2006-12-08 09:44:07 · 3 answers · asked by terminator_3000 1 in Science & Mathematics ➔ Mathematics
a)
vector PR = vector PS + vector SR = vector PS + vector PQ = m+n
vector QS = vector QP + vector PS = vector PS - vector PQ = n-m
b)
vector PA = vector PS + vector SA
vector PA = vector PQ + vector QA
=> 2 vector PA = vector PQ + vector QA + vector PS + vector SA
= m + n + vector QA - vector QA ( vector QA = - vector SA )
= m + n
=> vector PA = (m+n)/2
or vector PA = 1/2 vector PR (A is the central point of PR)
=> vector PA = (m+n)/2
2006-12-08 10:29:53 · answer #1 · answered by James Chan 4 · 1⤊ 1⤋
This is a "oops!" question, the teacher has left out something imporant, like one of the angles of the rhombus. Without that additional information, there is no unique answer. PA is 12 of PR. If you knew the angle PSR, for example, then you could use the law of cosines to find PR, as in the equation below:
PR^2 = PS^2 + SR^2 - 2 PS SR Cos (PSR)
while
QS^2 = PS^2 + SR^2 - 2 PS SR Cos (90 - PSR)

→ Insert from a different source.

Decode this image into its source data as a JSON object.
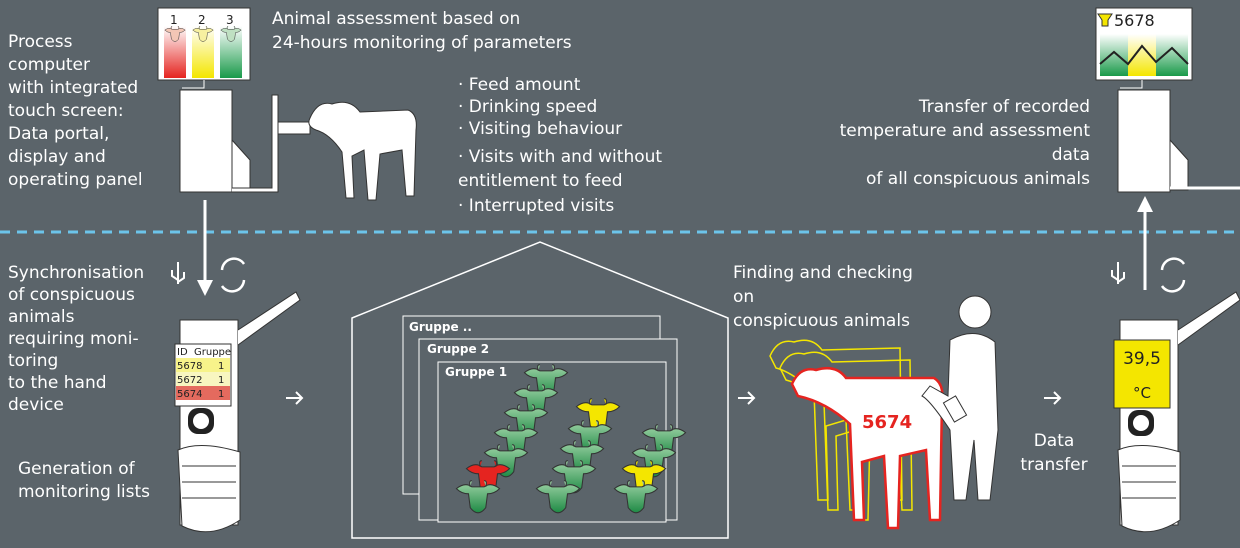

Addendum: With regard to the other answers given (vector geometric answers), there is nothing in the test indicating vectors as part of the curriculum. Vectors, furthermore, are conventionally designated with bold font letters. As a vector "problem", it's a downright no-brainer.
2006-12-08 09:54:09 · answer #2 · answered by Scythian1950 7 · 0⤊ 1⤋
Man, I don't see the complication. Think about vector addition
PR = m+n
QS = n-m
2006-12-08 10:50:42 · answer #3 · answered by modulo_function 7 · 1⤊ 1⤋